Think of how many of our heroes of the faith stumbled, even fell, to some degree, but proved to be faithful in the end. Abraham lied about his wife – twice. Moses angered God with his outburst. David murdered, then stole the dead man’s wife. Peter denied Christ. Paul continually struggled with sins, both of omission and commission. And yet they all ultimately proved God’s counting them as righteous.
In your life you may know an older, more mature saint whom you can emulate. When my family and I moved across the country years ago I had to say goodbye to a close friend and brother in Christ. At our last gathering I told him that, on my way to becoming more like Christ, I would be happy to at least say I had become more like him. Even Paul told the Corinthian churches, “Be imitators of me as I am of Christ” (1 Cor. 11:1, ESV).
Remedy 4: Display God’s grace in resistance
We extend the grace of God to others when we treat them as we want to be treated. We do it when we put their needs first and sacrifice our priorities for their good. Have you ever considered that resisting sin also portrays God’s grace?
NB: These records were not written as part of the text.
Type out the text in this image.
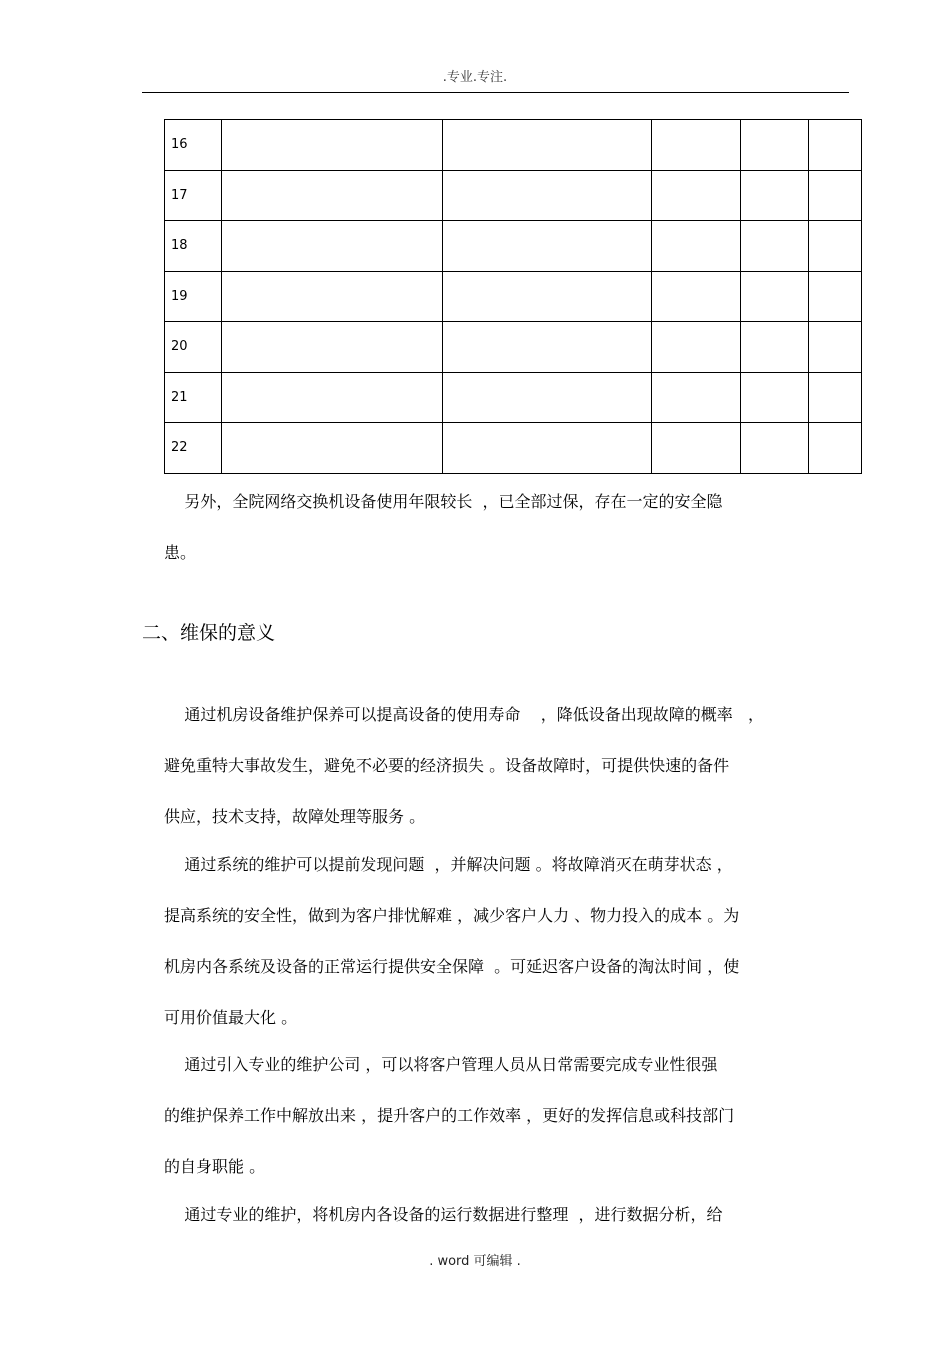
.专业.专注.
16					
17					
18					
19					
20					
21					
22					

另外，全院网络交换机设备使用年限较长  ，已全部过保，存在一定的安全隐
患。

二、维保的意义

通过机房设备维护保养可以提高设备的使用寿命    ，降低设备出现故障的概率   ，
避免重特大事故发生，避免不必要的经济损失 。设备故障时，可提供快速的备件
供应，技术支持，故障处理等服务 。

通过系统的维护可以提前发现问题  ，并解决问题 。将故障消灭在萌芽状态 ，
提高系统的安全性，做到为客户排忧解难 ，减少客户人力 、物力投入的成本 。为
机房内各系统及设备的正常运行提供安全保障  。可延迟客户设备的淘汰时间 ，使
可用价值最大化 。

通过引入专业的维护公司 ，可以将客户管理人员从日常需要完成专业性很强
的维护保养工作中解放出来 ，提升客户的工作效率 ，更好的发挥信息或科技部门
的自身职能 。

通过专业的维护，将机房内各设备的运行数据进行整理  ，进行数据分析，给

. word 可编辑 .
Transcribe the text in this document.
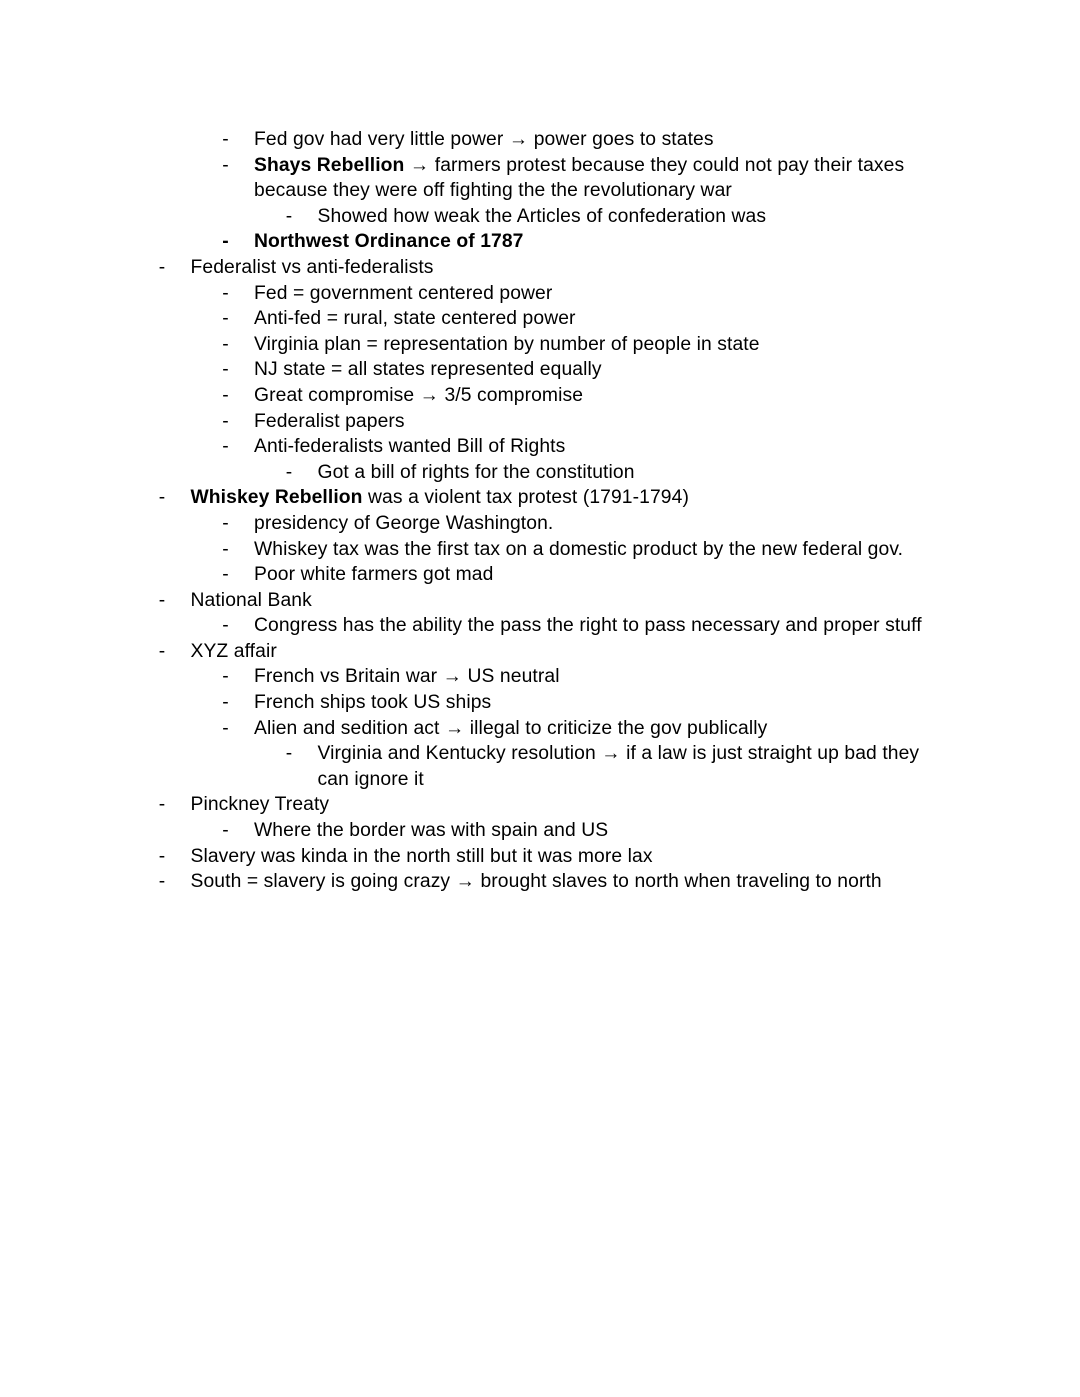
-	Fed gov had very little power → power goes to states
-	Shays Rebellion → farmers protest because they could not pay their taxes because they were off fighting the the revolutionary war
-	Showed how weak the Articles of confederation was
-	Northwest Ordinance of 1787
-	Federalist vs anti-federalists
-	Fed = government centered power
-	Anti-fed = rural, state centered power
-	Virginia plan = representation by number of people in state
-	NJ state = all states represented equally
-	Great compromise → 3/5 compromise
-	Federalist papers
-	Anti-federalists wanted Bill of Rights
-	Got a bill of rights for the constitution
-	Whiskey Rebellion was a violent tax protest (1791-1794)
-	presidency of George Washington.
-	Whiskey tax was the first tax on a domestic product by the new federal gov.
-	Poor white farmers got mad
-	National Bank
-	Congress has the ability the pass the right to pass necessary and proper stuff
-	XYZ affair
-	French vs Britain war → US neutral
-	French ships took US ships
-	Alien and sedition act → illegal to criticize the gov publically
-	Virginia and Kentucky resolution → if a law is just straight up bad they can ignore it
-	Pinckney Treaty
-	Where the border was with spain and US
-	Slavery was kinda in the north still but it was more lax
-	South = slavery is going crazy → brought slaves to north when traveling to north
When we say no to sin, we communicate the motivation of a force that lies outside ourselves, and yet that of a Person who dwells in us. We put flesh on the words of Paul in Galatians 5:1: “For freedom Christ has set us free; stand firm therefore, and do not submit again to a yoke of slavery.” Instead, the yoke to which we submit is now the easy, light yoke of the Lord Jesus, whose commands are not burdensome.
Our resistance to sin is evidence of God’s grace. It is confirmation that His power is at work within us. To indulge in sin, then, is to disconnect from that power and turn our backs on grace.
As Thomas Brooks aptly admonishes, let us hold that grace as precious, choose to honor it when we are tempted, and imitate the more godly among us.